咲き誇った桜は一週間もたたないうちにハラハラと花びらを散らした。



結局あの後。


「・・・やべー・・・ねむい・・・」


「はっ?」


ぎゅうと抱きしめ、ぐぅと眠りそうになる隼人を支えるのが精一杯で、お花見どころではなかった。


ぬくもりに触れて安心したのか、矢吹家に帰ってからも居間で眠る隼人の手は、久美子の腕を離そうとはしない。
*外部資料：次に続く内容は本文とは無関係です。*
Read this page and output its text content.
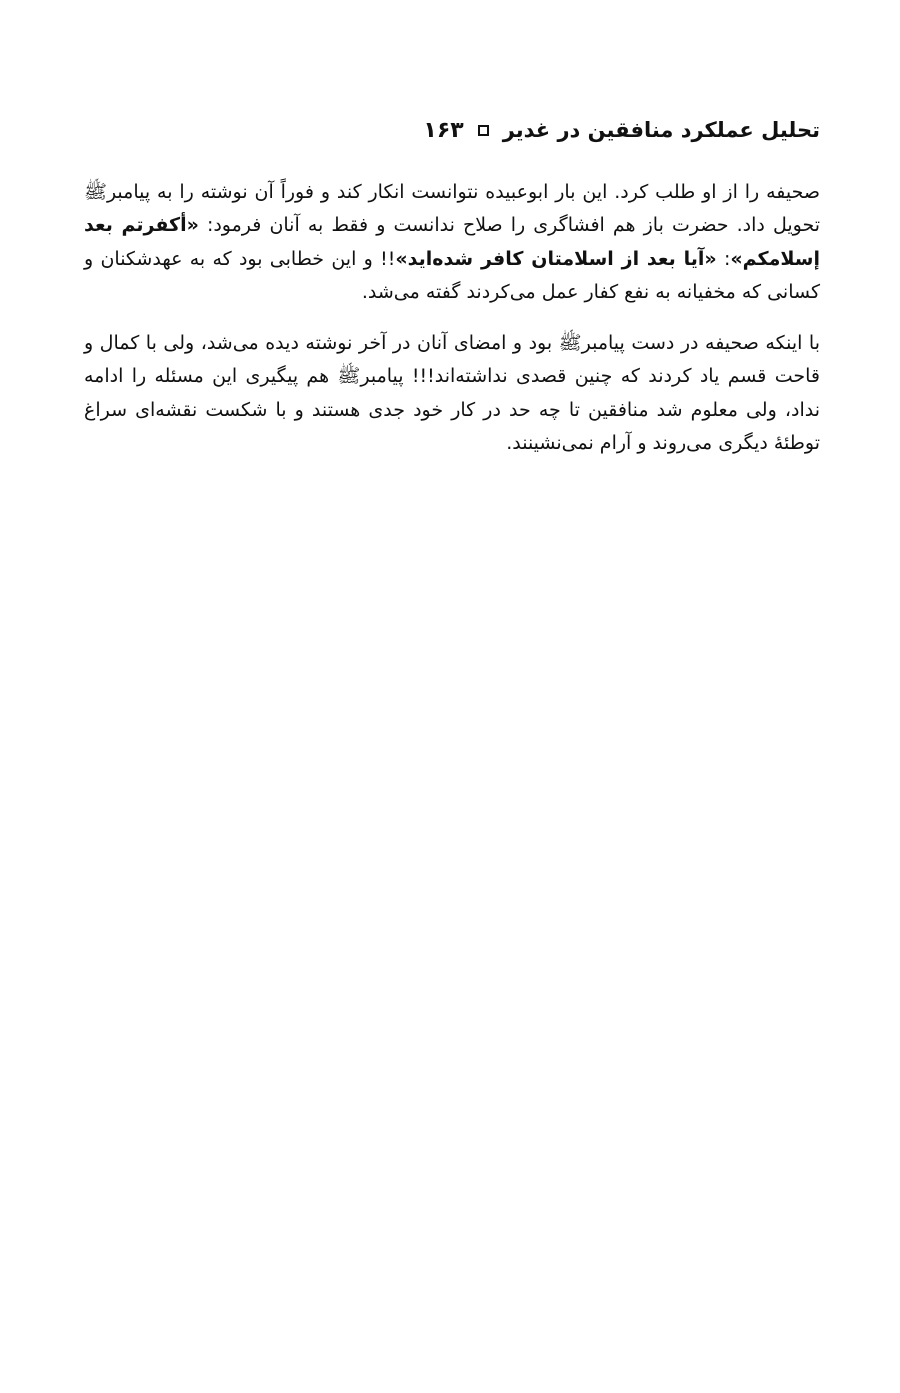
تحلیل عملکرد منافقین در غدیر
۱۶۳

صحیفه را از او طلب کرد. این بار ابوعبیده نتوانست انکار کند و فوراً آن نوشته را به پیامبرﷺ تحویل داد. حضرت باز هم افشاگری را صلاح ندانست و فقط به آنان فرمود: «أكفرتم بعد إسلامكم»: «آیا بعد از اسلامتان کافر شده‌اید»!! و این خطابی بود که به عهدشکنان و کسانی که مخفیانه به نفع کفار عمل می‌کردند گفته می‌شد.

با اینکه صحیفه در دست پیامبرﷺ بود و امضای آنان در آخر نوشته دیده می‌شد، ولی با کمال و قاحت قسم یاد کردند که چنین قصدی نداشته‌اند!!! پیامبرﷺ هم پیگیری این مسئله را ادامه نداد، ولی معلوم شد منافقین تا چه حد در کار خود جدی هستند و با شکست نقشه‌ای سراغ توطئهٔ دیگری می‌روند و آرام نمی‌نشینند.
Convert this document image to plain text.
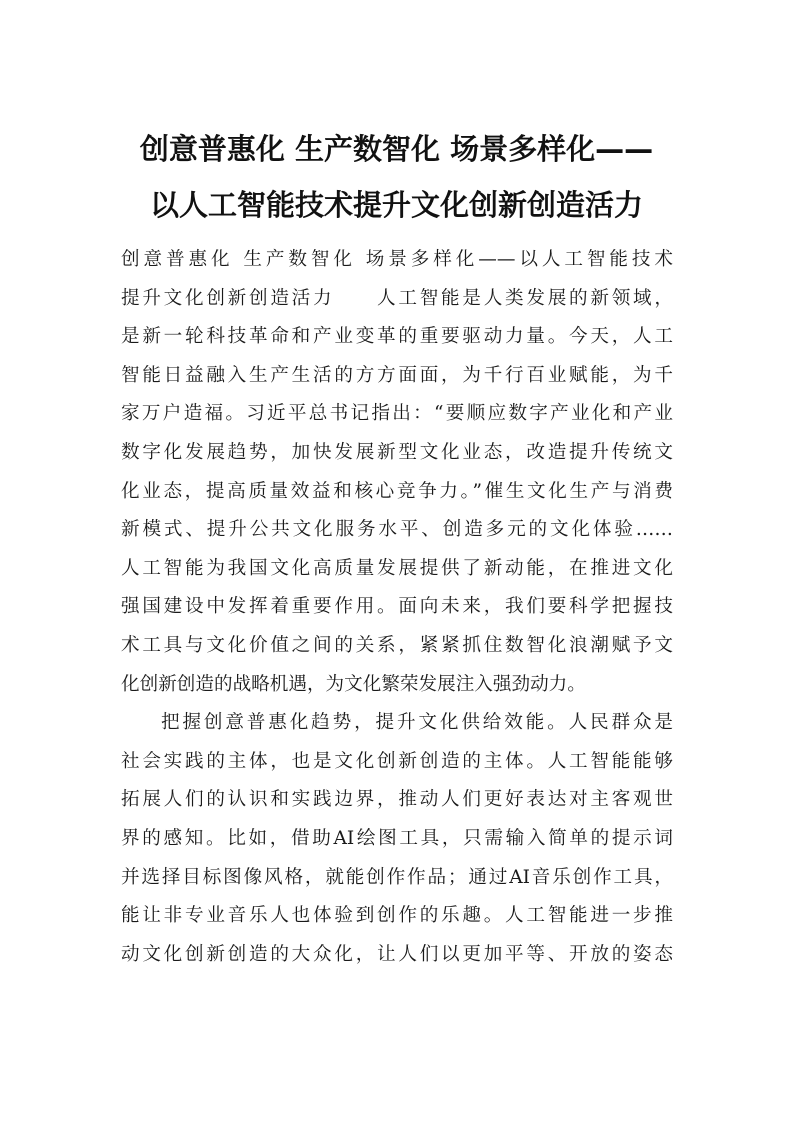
创意普惠化 生产数智化 场景多样化——
以人工智能技术提升文化创新创造活力
创意普惠化 生产数智化 场景多样化——以人工智能技术
提升文化创新创造活力　　人工智能是人类发展的新领域，
是新一轮科技革命和产业变革的重要驱动力量。今天，人工
智能日益融入生产生活的方方面面，为千行百业赋能，为千
家万户造福。习近平总书记指出：“要顺应数字产业化和产业
数字化发展趋势，加快发展新型文化业态，改造提升传统文
化业态，提高质量效益和核心竞争力。”催生文化生产与消费
新模式、提升公共文化服务水平、创造多元的文化体验……
人工智能为我国文化高质量发展提供了新动能，在推进文化
强国建设中发挥着重要作用。面向未来，我们要科学把握技
术工具与文化价值之间的关系，紧紧抓住数智化浪潮赋予文
化创新创造的战略机遇，为文化繁荣发展注入强劲动力。
把握创意普惠化趋势，提升文化供给效能。人民群众是
社会实践的主体，也是文化创新创造的主体。人工智能能够
拓展人们的认识和实践边界，推动人们更好表达对主客观世
界的感知。比如，借助AI绘图工具，只需输入简单的提示词
并选择目标图像风格，就能创作作品；通过AI音乐创作工具，
能让非专业音乐人也体验到创作的乐趣。人工智能进一步推
动文化创新创造的大众化，让人们以更加平等、开放的姿态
久美子もまた、無理に離そうとはせず、ただ静かにそばに寄り添っていた。



そんな二人の様子を、拓は少し不安に思っていた。


出掛けに見た久美子の横顔は切なそうで。


いつもの明るく暖かな空気は、そこには無かった。


帰ってきた頃には隼人も起きていて久美子の様子もいつもと同じだったけれど。


でもその心が深く沈んでいるのを拓は気づいていた。



新しい生活に不安だった二人。


変わらない生活を望みながらも。いつまでも変わることの出来ない心が、鈍い音を立て始める。



軋んでいく心。



二人を見守っている拓の心にも不安な想いが募っていた。














淡いピンクの花を散らした桜の木は、鮮やかな緑色の葉に包まれていく。


久美子は新しいクラスを持ち、隼人は就職活動を開始し、二人の新しい生活が始まっていた。





どんなに会いたくても。どんなに触れたくても。


新しいクラスを持ったばかりの忙しい久美子のことを想って、隼人は我慢することを決めていた。


今までのようにはいかないことなど、よくわかっている。


覚悟もしていた。


けれど実際にそんな時間が来てしまえば、その現実は、隼人にとってあまりに苦痛なものだった。



触れたい。


触れたい。あの暖かなぬくもりに。


あの綺麗な身を抱きしめて。柔らかな唇にキスをしたい。



それは、可笑しいくらいの激しい衝動。


そしてそれに追い討ちを掛ける様に、脳裏に浮かぶ姿。


あの日。桜の中で見た久美子の姿。


切ない表情が頭に浮かぶたびに、不愉快さは、恐怖へと変わっていった。


まるで繋ぎとめようとするように、電話だけは譲れずに。


けれど数日もすれば我慢できなくなる。


声を聞くだけでは満足できなくなる。


呼び出そうとしてしまう心を押さえ込もうとして、電話をすることさえ恐くなり、毎日の電話も減っていった。











(・・・はぁ・・・どれもパっとしねーな・・・)


就職情報誌を床に放り投げて、隼人はテーブルに突っ伏した。


久美子が新しいクラスを持って二週間が経った今も、なかなか就職活動に力が入らず、面接さえも受けていない状況。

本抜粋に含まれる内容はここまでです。